Como já dissemos, os cristais na urina dos gatos podem ser classificados de acordo com sua composição mineral. Usamos como referência o artigo científico Epidemiology of feline urolithiasis in Mexico (Epidemiologia da urolitíase felina no México, 2006–2017), publicado na International Society of Feline Medicine (ISFM), para apresentar os tipos mais comuns:

  • Urólitos de oxalato de cálcio: representam 54,3% de todos os cristais em felinos, por isso são os mais comuns. Aparecem com mais frequência em machos com mais de 7 anos de idade.
  • Urólitos de estruvita: representam 32,1% dos depósitos de cristais. São mais comuns em fêmeas com menos de 6 anos de idade.
  • Outros cristais: 7,4% são de purina e os 6,2% restantes são de outros compostos minerais.

Por outro lado, essa mesma fonte destaca que os cristais se apresentam em felinos de todas as idades, dos 6 meses aos 17 anos. Contudo, a maioria dos felinos que precisam de atenção clínica para essa condição são adultos ou idosos.

Diagnóstico da urolitíase felina

Às vezes, é possível detectar urólitos apenas ao pressionar suavemente o abdômen do animal. De qualquer modo, não recomendamos de forma alguma que você tente fazer isso em casa, visto que apenas vai provocar estresse, dor e raiva no animal. Ao detectar algum sinal estranho no seu gato, o ideal é levá-lo ao veterinário o mais rápido possível.

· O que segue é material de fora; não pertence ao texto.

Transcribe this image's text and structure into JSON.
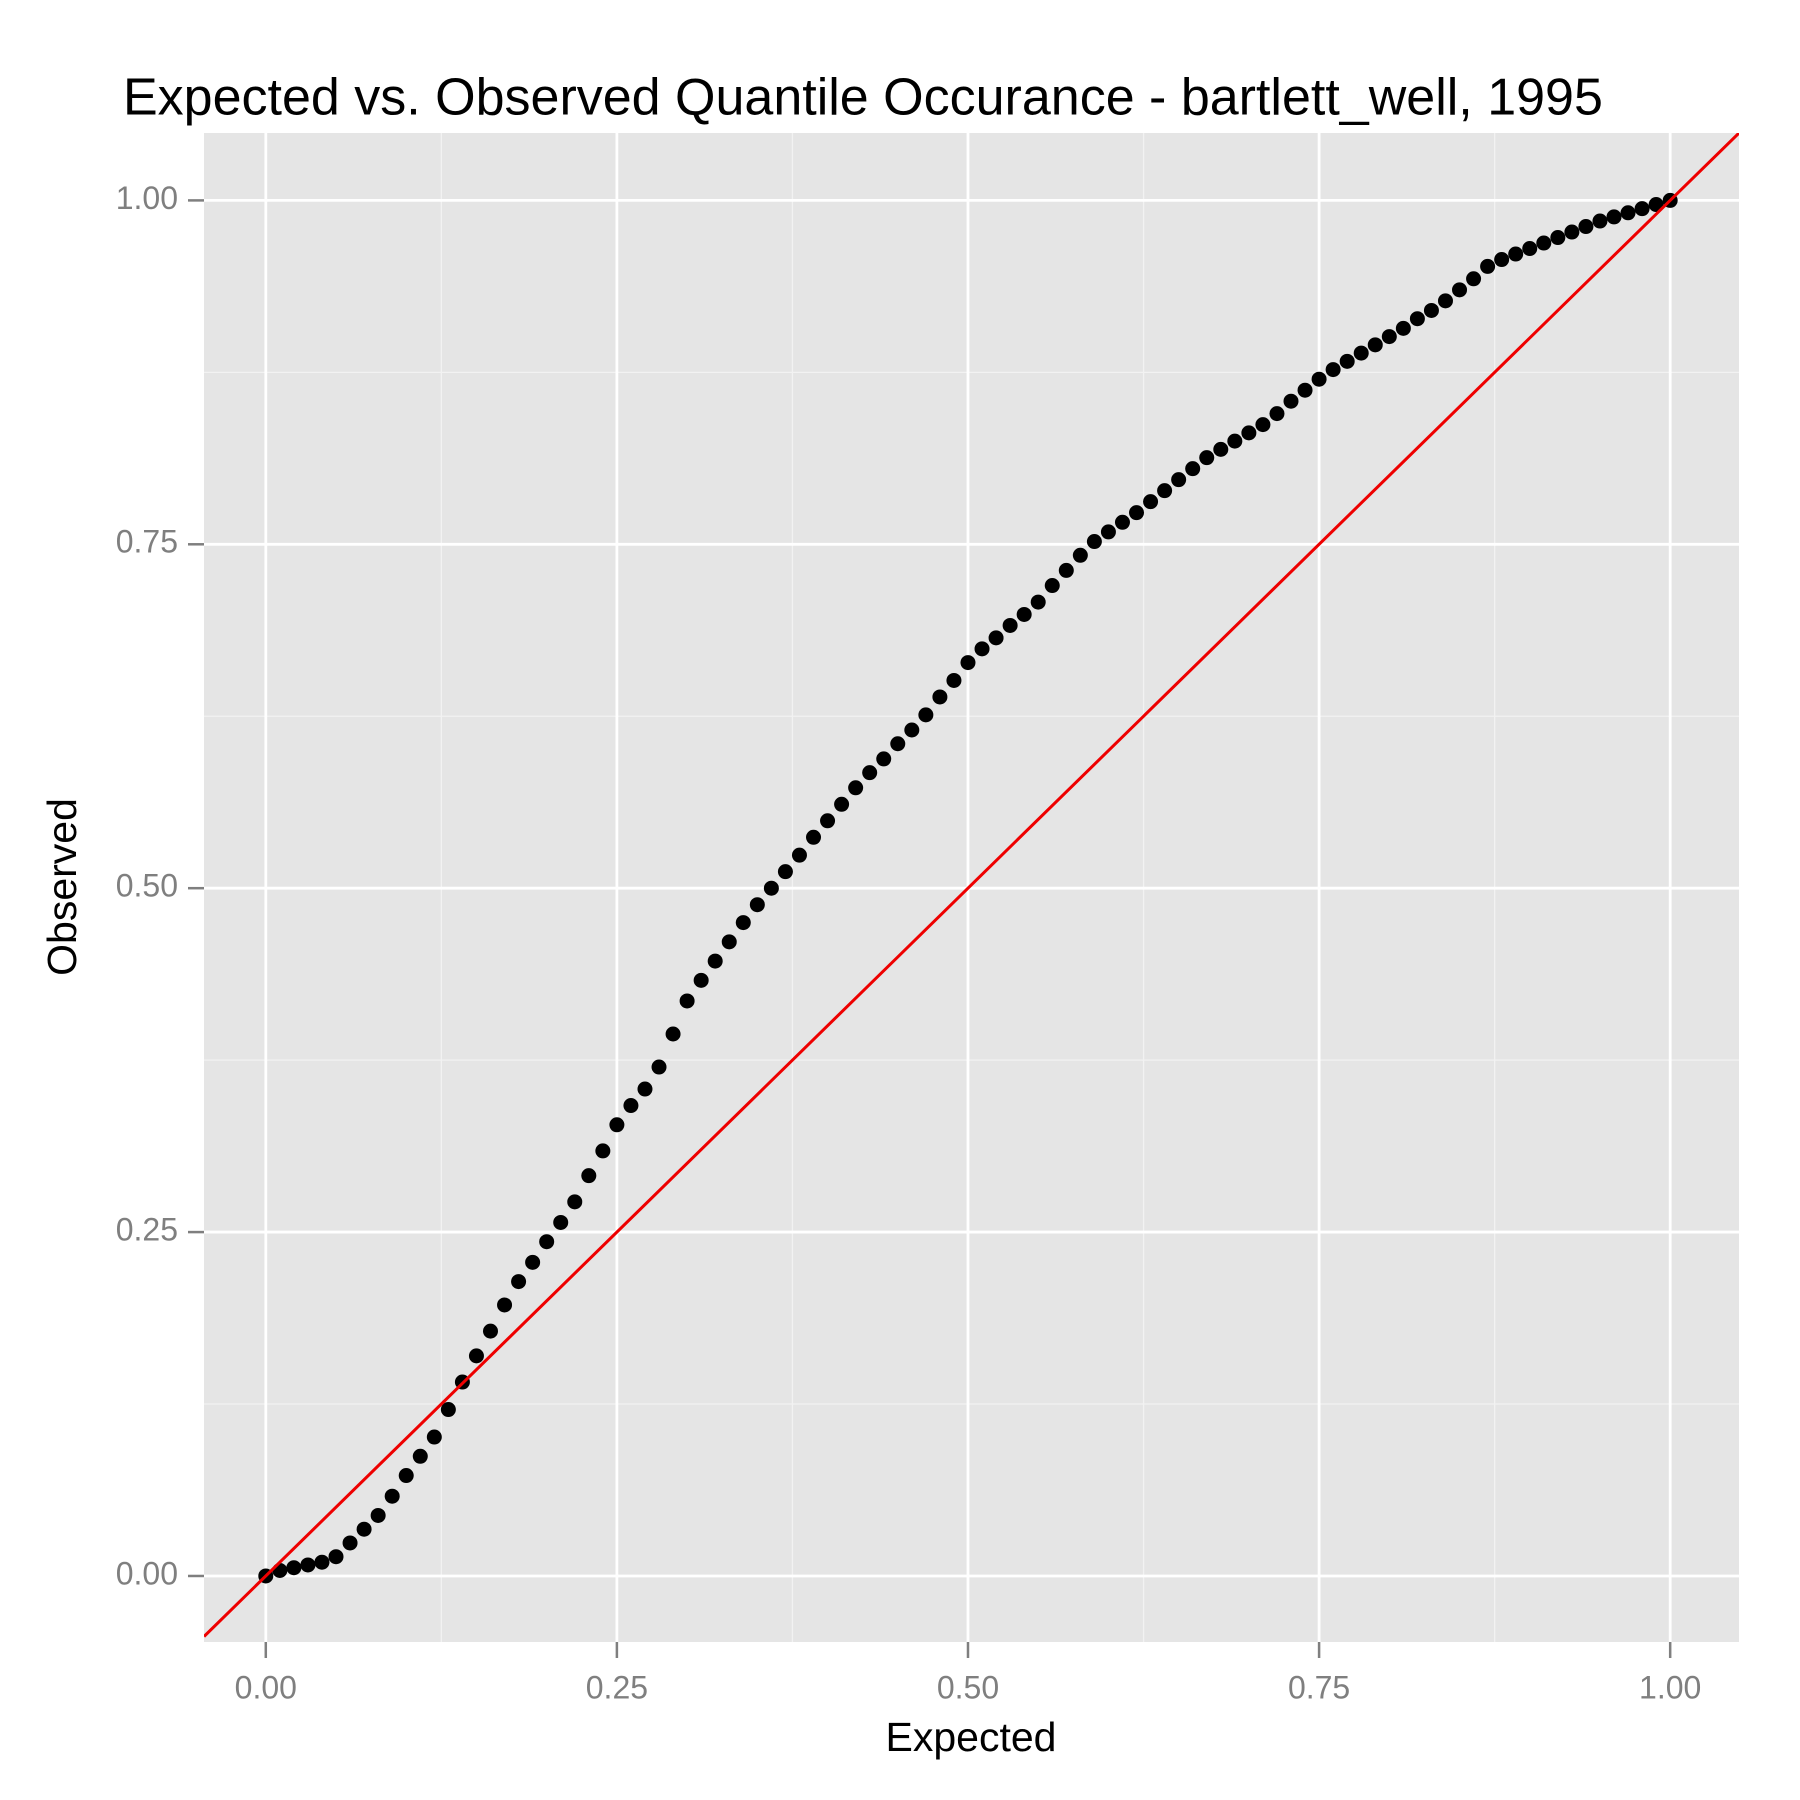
{
  "chart_data": {
    "type": "scatter",
    "title": "Expected vs. Observed Quantile Occurance - bartlett_well, 1995",
    "x_label": "Expected",
    "y_label": "Observed",
    "color": "#000000",
    "background": "#e5e5e5",
    "grid": true,
    "minor_grid": true,
    "reference_line": {
      "slope": 1,
      "intercept": 0,
      "color": "#ee0000"
    },
    "xlim": [
      -0.044,
      1.049
    ],
    "ylim": [
      -0.048,
      1.049
    ],
    "xticks": [
      {
        "value": 0,
        "label": "0.00"
      },
      {
        "value": 0.25,
        "label": "0.25"
      },
      {
        "value": 0.5,
        "label": "0.50"
      },
      {
        "value": 0.75,
        "label": "0.75"
      },
      {
        "value": 1,
        "label": "1.00"
      }
    ],
    "yticks": [
      {
        "value": 0,
        "label": "0.00"
      },
      {
        "value": 0.25,
        "label": "0.25"
      },
      {
        "value": 0.5,
        "label": "0.50"
      },
      {
        "value": 0.75,
        "label": "0.75"
      },
      {
        "value": 1,
        "label": "1.00"
      }
    ],
    "x": [
      0.0,
      0.01,
      0.02,
      0.03,
      0.04,
      0.05,
      0.06,
      0.07,
      0.08,
      0.09,
      0.1,
      0.11,
      0.12,
      0.13,
      0.14,
      0.15,
      0.16,
      0.17,
      0.18,
      0.19,
      0.2,
      0.21,
      0.22,
      0.23,
      0.24,
      0.25,
      0.26,
      0.27,
      0.28,
      0.29,
      0.3,
      0.31,
      0.32,
      0.33,
      0.34,
      0.35,
      0.36,
      0.37,
      0.38,
      0.39,
      0.4,
      0.41,
      0.42,
      0.43,
      0.44,
      0.45,
      0.46,
      0.47,
      0.48,
      0.49,
      0.5,
      0.51,
      0.52,
      0.53,
      0.54,
      0.55,
      0.56,
      0.57,
      0.58,
      0.59,
      0.6,
      0.61,
      0.62,
      0.63,
      0.64,
      0.65,
      0.66,
      0.67,
      0.68,
      0.69,
      0.7,
      0.71,
      0.72,
      0.73,
      0.74,
      0.75,
      0.76,
      0.77,
      0.78,
      0.79,
      0.8,
      0.81,
      0.82,
      0.83,
      0.84,
      0.85,
      0.86,
      0.87,
      0.88,
      0.89,
      0.9,
      0.91,
      0.92,
      0.93,
      0.94,
      0.95,
      0.96,
      0.97,
      0.98,
      0.99,
      1.0
    ],
    "values": [
      0.0,
      0.004,
      0.006,
      0.008,
      0.01,
      0.014,
      0.024,
      0.034,
      0.044,
      0.058,
      0.073,
      0.087,
      0.101,
      0.121,
      0.141,
      0.16,
      0.178,
      0.197,
      0.214,
      0.228,
      0.243,
      0.257,
      0.272,
      0.291,
      0.309,
      0.328,
      0.342,
      0.354,
      0.37,
      0.394,
      0.418,
      0.433,
      0.447,
      0.461,
      0.475,
      0.488,
      0.5,
      0.512,
      0.524,
      0.537,
      0.549,
      0.561,
      0.573,
      0.584,
      0.594,
      0.605,
      0.615,
      0.626,
      0.639,
      0.651,
      0.664,
      0.674,
      0.682,
      0.691,
      0.699,
      0.708,
      0.72,
      0.731,
      0.742,
      0.752,
      0.759,
      0.766,
      0.773,
      0.781,
      0.789,
      0.797,
      0.805,
      0.813,
      0.819,
      0.825,
      0.831,
      0.837,
      0.845,
      0.854,
      0.862,
      0.87,
      0.877,
      0.883,
      0.889,
      0.895,
      0.901,
      0.907,
      0.914,
      0.92,
      0.927,
      0.935,
      0.943,
      0.952,
      0.957,
      0.961,
      0.965,
      0.969,
      0.973,
      0.977,
      0.981,
      0.985,
      0.988,
      0.991,
      0.994,
      0.997,
      1.0
    ]
  }
}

Uma vez na clínica, o profissional irá suspeitar dos urólitos a partir dos sinais do animal ou após palpação direta. Se um cristal for detectado, vários exames de imagem serão necessários para confirmar o diagnóstico. Os raios-X detectam urólitos de até 3 milímetros de diâmetro, mas outras técnicas de imagem, como o ultrassom, também podem ser úteis.

Geralmente, é necessária uma análise da urina do paciente. Isso dará ao veterinário indícios sobre as possíveis causas dos urólitos.

Tratamento

O tratamento de cristais de urina nos gatos dependerá inteiramente de sua localização e do estado geral do animal. Às vezes, nem vale a pena remover os urólitos cirurgicamente, pois o processo pode causar mais danos aos rins do que simplesmente deixá-los onde estão.

Portanto, a cirurgia só é considerada quando os cristais causam infecções ou hemorragias, se obstruem o fluxo da urina ou se seu crescimento é muito rápido. Como o trato urinário do felino é muito pequeno, muitas vezes é necessário o encaminhamento para um cirurgião especialista, junto com o custo monetário que isso acarreta.

Por outro lado, existe uma abordagem muito inovadora no âmbito veterinário, conhecida como litotripsia extracorpórea por ondas de choque. Através do uso de técnicas não invasivas, o objetivo é quebrar o cristal em pedaços menores para que o organismo do gato possa expulsá-los sozinho. Infelizmente, poucos veterinários usam esses procedimentos.

 

Os gatos e a urolitíase: sintomas, tratamentos e causas.

Prognóstico e notas finais

Segundo fontes profissionais, um gato assintomático com urólitos pequenos terá que ir ao veterinário a cada 3 ou 6 meses para que sua situação seja avaliada. Por outro lado, animais com ureteres obstruídos são candidatos a um procedimento cirúrgico imediato.

80% dos felinos submetidos à cirurgia sobrevivem pelo menos mais 2 anos, enquanto apenas 66% dos gatos que recebem tratamento medicamentoso atingem essa expectativa de vida. Em outras palavras, o prognóstico varia de acordo com os procedimentos utilizados e o estado geral do animal.